Dari Nikita Mirzani Hingga Ria Ricis Pamer Saldo ATM, Ciri Gangguan Jiwa?

Nikita Mirzani di Youtube Billy Syahputra, Memamerkan Saldo ATM

Semakin ramai saja deretan artis yang pamer saldo ATM. Tren ini diawali Barbie Kumalasari yang kala itu mendapat tantangan dari Uya Kuya.

Kala itu, saldo yang tertera di ATM Barbie Kumalasari sekira Rp2 miliar. Tren ini kemudian menular ke selebriti lainnya. Sebut saja Ruben Onsu, Raffi Ahmad, Ria Ricis, hingga yang paling baru adalah Nikita Mirzani.

Tren ini mendapat komentar pedas dari kalangan selebriti, seperti Tamara Bleszynski. Dia menyebut tren ini sangat memalukan. Sementara itu, Andhika Pratama memberi komentar cukup pedas terhadap tren ini. Baginya, tren ini tak jauh berbeda dengan sampah.

Karena semakin masif, redaksi coba menanyakan pada Dokter Spesialis Kesehatan Jiwa RS Awal Bros Bekasi Barat dr. Alvina, SpKJ, apakah ini bagian dari penyakit jiwa. Lantas, apa jawaban dokter?

Dokter Alvina menerangkan, perilaku memamerkan harta yang dilakukan selebriti belakangan ini belum tentu merupakan gangguan jiwa. Sebab, mendiagnosa sakit jiwa harus melalui proses penilaian yang komprehensif.

“Kita harus melakukan evaluasi secara lengkap terlebih dahulu sebelum menyimpulkan atau menegakkan diagnosis gangguan jiwa tertentu,” terangnya pada Okezone, Kamis (21/11/2019).

Nah, untuk kasus pamer saldo ATM para selebriti, dr Alvina menegaskan, bisa saja perilaku memamerkan harta adalah bagian dari pekerjaan mereka di dunia hiburan untuk meningkatkan popularitas mereka.

Bila sikap pamer seseorang dikaitkan dengan gangguan jiwa, tentunya perilaku tersebut akan disertai ciri-ciri lainnya seperti merasa diri yang paling penting, fantasi berlebih tentang kesuksesan, kekuatan, kepintaran, atau kecantikan.

Atau, mungkin mereka memiliki keyakinan bahwa dirinya unik, istimewa, dan hanya bisa dimengerti orang-orang spesial tertentu. Mereka pun membutuhkan pengakuan berlebihan dan kurang empati, serta memiliki perilaku eksploitatif.

Akibatnya, akan timbul rasa iri pada orang lain atau yakin bahwa orang lain iri pada dirinya, serta adanya perilaku arogan dan nakal yang menetap dimulai pada masa dewasa muda.

“Jika ciri-ciri tersebut terdeksi, maka ada kemungkinan seseorang mengalami gangguan kepribadian narsisistik,” tegasnya.

Adapun narsisistik, adalah gangguan kepribadian yang dialami seseorang yang menganggap dirinya sangat penting dan harus dikagumi.

Kebiasaan pamer pun termasuk gangguan kepribadian narsisistik, dan biasanya orang tersebut memiliki masalah dengan rasa kepercayaan diri dan rasa keberhargaan diri, seperti self confidence dan self worth, sehingga butuh untuk terus menerus mendapatkan pengakuan.

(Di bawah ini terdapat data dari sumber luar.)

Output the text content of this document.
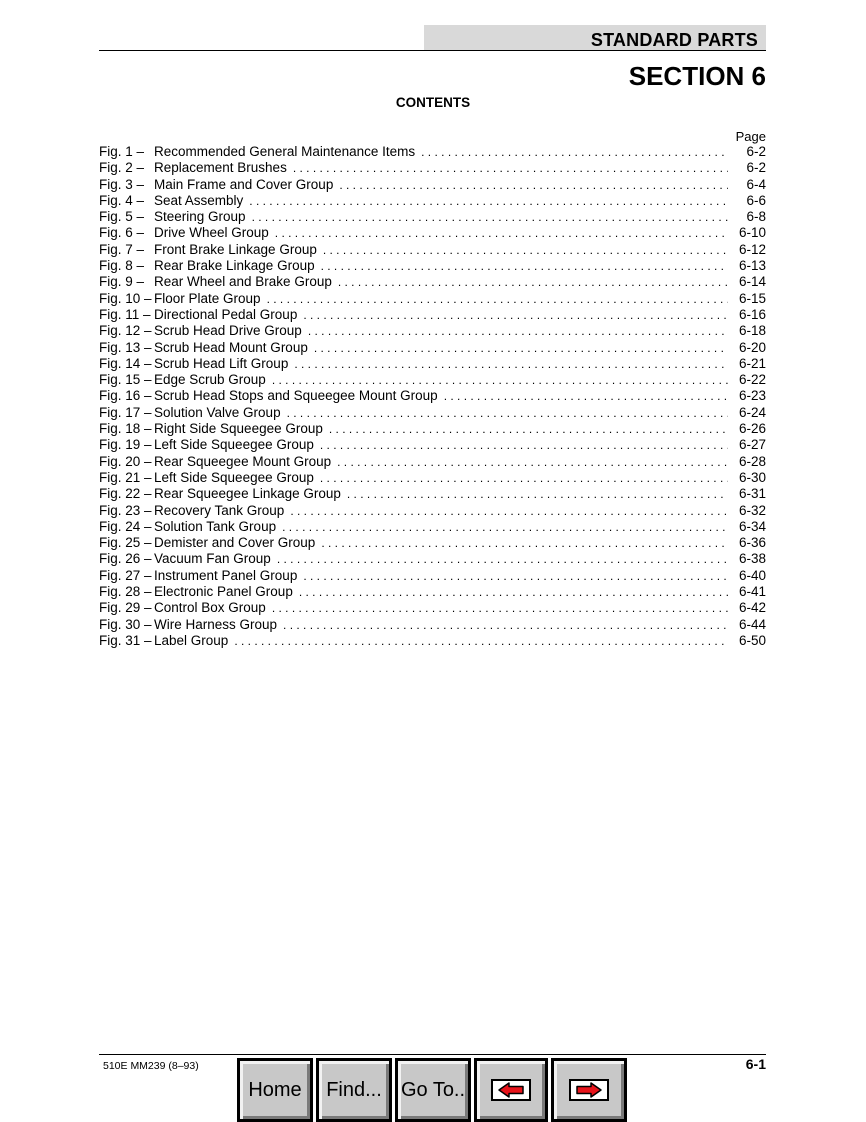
STANDARD PARTS
SECTION 6
CONTENTS
Page
Fig. 1 – Recommended General Maintenance Items . . .	6-2
Fig. 2 – Replacement Brushes . . .	6-2
Fig. 3 – Main Frame and Cover Group . . .	6-4
Fig. 4 – Seat Assembly . . .	6-6
Fig. 5 – Steering Group . . .	6-8
Fig. 6 – Drive Wheel Group . . .	6-10
Fig. 7 – Front Brake Linkage Group . . .	6-12
Fig. 8 – Rear Brake Linkage Group . . .	6-13
Fig. 9 – Rear Wheel and Brake Group . . .	6-14
Fig. 10 – Floor Plate Group . . .	6-15
Fig. 11 – Directional Pedal Group . . .	6-16
Fig. 12 – Scrub Head Drive Group . . .	6-18
Fig. 13 – Scrub Head Mount Group . . .	6-20
Fig. 14 – Scrub Head Lift Group . . .	6-21
Fig. 15 – Edge Scrub Group . . .	6-22
Fig. 16 – Scrub Head Stops and Squeegee Mount Group . . .	6-23
Fig. 17 – Solution Valve Group . . .	6-24
Fig. 18 – Right Side Squeegee Group . . .	6-26
Fig. 19 – Left Side Squeegee Group . . .	6-27
Fig. 20 – Rear Squeegee Mount Group . . .	6-28
Fig. 21 – Left Side Squeegee Group . . .	6-30
Fig. 22 – Rear Squeegee Linkage Group . . .	6-31
Fig. 23 – Recovery Tank Group . . .	6-32
Fig. 24 – Solution Tank Group . . .	6-34
Fig. 25 – Demister and Cover Group . . .	6-36
Fig. 26 – Vacuum Fan Group . . .	6-38
Fig. 27 – Instrument Panel Group . . .	6-40
Fig. 28 – Electronic Panel Group . . .	6-41
Fig. 29 – Control Box Group . . .	6-42
Fig. 30 – Wire Harness Group . . .	6-44
Fig. 31 – Label Group . . .	6-50
510E MM239 (8–93)	6-1
Home	Find... Go To..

Jadi, lanjut Alvina, tujuan seseorang melakukan tindakan-tindakan yang termasuk dalam gangguan kepribadian narsisistik adalah untuk memperoleh kepuasan pribadi walau bersifat sementara, untuk memiliki teman atau relasi walau bersifat sementara, dan agar dirinya dianggap penting atau istimewa.

Dampak narsisistik terhadap diri seseorang adalah bisa muncul gangguan jiwa lainnya seperti gangguan mood atau pun muncul masalah dalam relasi. Gangguan narsisistik ini biasanya dilakukan berulang karena memang sudah bagian dari ciri-ciri kepribadiannya.

Biasanya, orang yang mengalami gangguan narsisistik dapat sembuh dengan cara dirinya akan menyadari ada yang salah bila berulang kali mengalami kegagalan dalam relasi.

“Orang yang mengalami gangguan narsisistik cenderung tidak menyadari bahwa dirinya mengalami narsisistik sampai ia mengalami masalah relasi yang berulang,” ujar dr Alvina.

Alvina melanjutkan, cara penyembuhan orang yang mengalami narsisistik pun dapat dilakukan dengan cara melakukan terapi khusus gangguan kepribadian narsisistik.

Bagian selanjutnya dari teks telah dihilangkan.